- The Washington Times - Wednesday, August 24, 2022

As the IRS prepares for a massive expansion that will empower it to probe into more Americans’ finances, a Republican senator is asking the agency’s inspector general to perform an audit to see how many of its own employees are tax cheats.

Sen. Joni Ernst, Iowa Republican, said previous reviews have found hundreds of IRS employees in arrears, and she said it’s time to do a new check to see how many bad apples remain.

“Innocent, hard-working Americans should not be subjected to unfair and costly IRS audits when the agency is ignoring tax cheats on its own payroll,” the senator said in a letter to Treasury Inspector General for Tax Administration J. Russell George.



The IRS is under intense scrutiny after Democrats passed legislation earlier this month that included about $80 billion in new money for the agency over the next decade. IRS officials in the past have said that could be used to hire 87,000 new employees, essentially doubling its size, and to upgrade the agency’s information and computer systems.

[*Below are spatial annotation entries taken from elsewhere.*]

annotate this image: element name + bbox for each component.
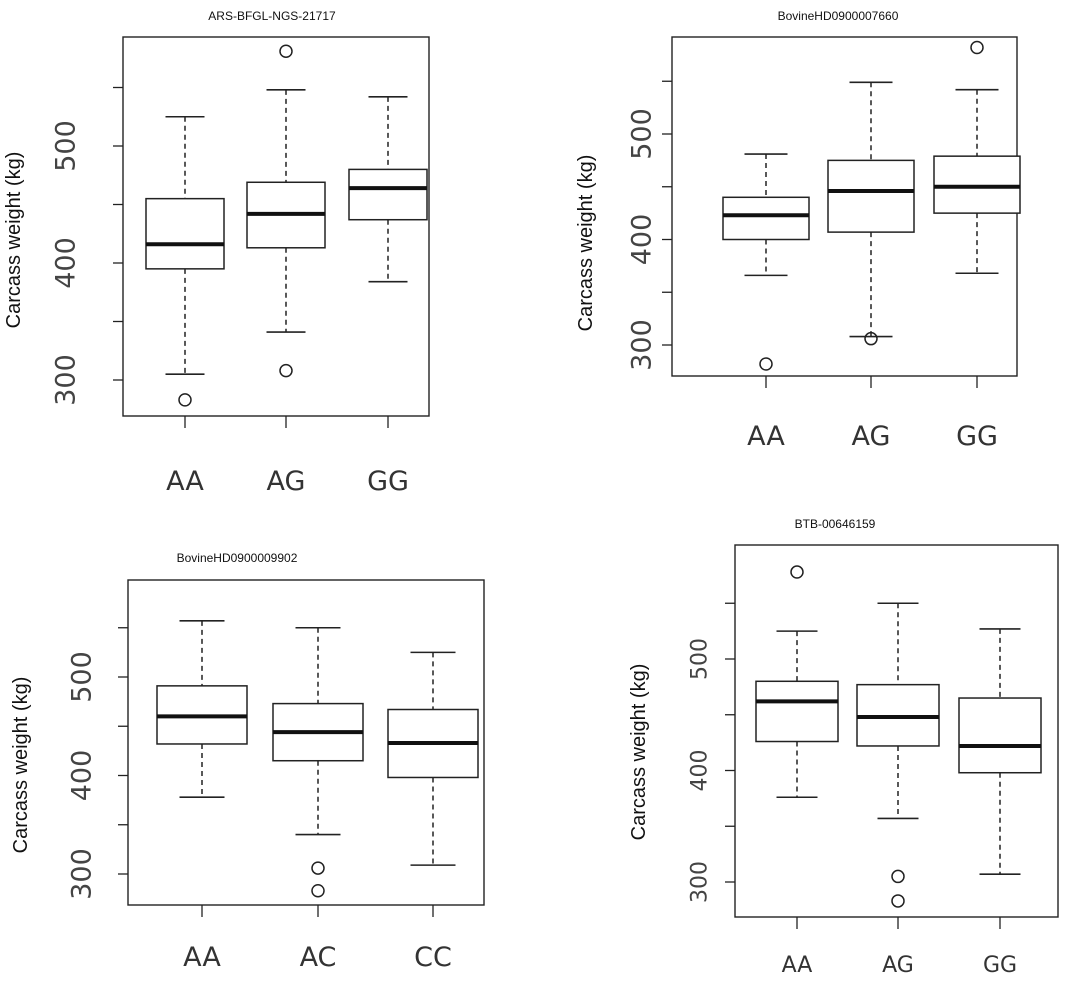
outlier-point bbox=[279, 44, 293, 58]
x-tick-label: GG bbox=[956, 421, 998, 452]
y-axis-label: Carcass weight (kg) bbox=[575, 155, 597, 332]
iqr-box bbox=[722, 196, 810, 241]
chart-title: BTB-00646159 bbox=[795, 517, 876, 531]
box-AA: AA bbox=[722, 153, 810, 452]
y-tick-label: 400 bbox=[67, 750, 98, 802]
x-tick-label: AA bbox=[166, 466, 204, 497]
box-AC: AC bbox=[272, 626, 364, 973]
y-tick-label: 300 bbox=[688, 861, 713, 903]
y-axis-label: Carcass weight (kg) bbox=[10, 677, 32, 854]
y-tick-label: 500 bbox=[688, 638, 713, 680]
x-tick-label: AG bbox=[852, 421, 891, 452]
outlier-point bbox=[311, 861, 325, 875]
y-axis-label: Carcass weight (kg) bbox=[628, 664, 650, 841]
iqr-box bbox=[933, 155, 1021, 214]
y-tick-label: 300 bbox=[67, 848, 98, 900]
box-AA: AA bbox=[156, 620, 248, 973]
y-tick-label: 300 bbox=[51, 354, 82, 406]
box-AG: AG bbox=[856, 602, 940, 978]
x-tick-label: AA bbox=[747, 421, 785, 452]
iqr-box bbox=[348, 168, 428, 221]
y-tick-label: 400 bbox=[51, 237, 82, 289]
iqr-box bbox=[958, 697, 1042, 774]
y-tick-label: 500 bbox=[51, 120, 82, 172]
x-tick-label: AG bbox=[267, 466, 306, 497]
plot-frame bbox=[122, 36, 430, 417]
plot-frame bbox=[127, 579, 485, 906]
y-tick-label: 500 bbox=[67, 651, 98, 703]
y-tick-label: 500 bbox=[627, 108, 658, 160]
chart-title: BovineHD0900009902 bbox=[177, 551, 298, 565]
iqr-box bbox=[145, 197, 225, 270]
x-tick-label: AC bbox=[300, 942, 337, 973]
chart-panel-1: ARS-BFGL-NGS-21717 Carcass weight (kg) 300… bbox=[3, 9, 430, 497]
y-axis-label: Carcass weight (kg) bbox=[3, 152, 25, 329]
x-tick-label: GG bbox=[983, 953, 1017, 978]
outlier-point bbox=[970, 40, 984, 55]
box-GG: GG bbox=[348, 96, 428, 497]
box-AG: AG bbox=[246, 44, 326, 497]
outlier-point bbox=[891, 869, 905, 884]
outlier-point bbox=[178, 393, 192, 407]
chart-panel-4: BTB-00646159 Carcass weight (kg) 300 400 500… bbox=[628, 517, 1059, 978]
outlier-point bbox=[311, 883, 325, 898]
plot-frame bbox=[734, 544, 1059, 918]
outlier-point bbox=[790, 565, 804, 579]
chart-title: ARS-BFGL-NGS-21717 bbox=[208, 9, 336, 23]
x-tick-label: GG bbox=[367, 466, 409, 497]
outlier-point bbox=[279, 363, 293, 378]
outlier-point bbox=[759, 357, 773, 371]
box-GG: GG bbox=[933, 40, 1021, 452]
box-GG: GG bbox=[958, 628, 1042, 978]
chart-panel-3: BovineHD0900009902 Carcass weight (kg) 300… bbox=[10, 551, 485, 973]
x-tick-label: AG bbox=[882, 953, 914, 978]
y-tick-label: 400 bbox=[688, 750, 713, 792]
iqr-box bbox=[755, 680, 839, 743]
box-AG: AG bbox=[827, 81, 915, 452]
y-tick-label: 400 bbox=[627, 214, 658, 266]
y-tick-label: 300 bbox=[627, 319, 658, 371]
outlier-point bbox=[864, 331, 878, 346]
box-AA: AA bbox=[755, 565, 839, 978]
x-tick-label: CC bbox=[414, 942, 452, 973]
chart-panel-2: BovineHD0900007660 Carcass weight (kg) 300… bbox=[575, 9, 1021, 452]
chart-title: BovineHD0900007660 bbox=[778, 9, 899, 23]
box-AA: AA bbox=[145, 115, 225, 497]
box-CC: CC bbox=[387, 651, 479, 973]
iqr-box bbox=[827, 159, 915, 233]
x-tick-label: AA bbox=[183, 942, 221, 973]
outlier-point bbox=[891, 894, 905, 908]
x-tick-label: AA bbox=[782, 953, 813, 978]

Democrats insist they intended only for high-income taxpayers to feel the heat, but Republicans say there’s no way the extra manpower doesn’t result in more audits and higher compliance costs for lower-income filers as well.

Ms. Ernst said she wants to make sure those who are doing the scrutiny are themselves above reproach.

It’s a real issue.

A 2019 report by Mr. George and TIGTA said the IRS itself had identified 1,250 IRS employees who had failed to pay their full taxes in 2017.  That’s nearly 2% of the agency’s workforce.

Making matters worse, TIGTA in 2017 reported that the IRS had a habit of rehiring employees with past tax problems.

“We have a real problem if the IRS staff who enforce the tax law aren’t paying their own taxes and can’t even understand how to properly fill out the agency’s tax forms!” Ms. Ernst said in a statement announcing her request.

She slapped the IRS with her monthly Squeal Award. The name stems from her 2014 Senate campaign, where she ran an ad highlighting her time as a girl on her Iowa farm castrating pigs and vowed to bring her pork-cutting skills to Washington’s “big spenders.”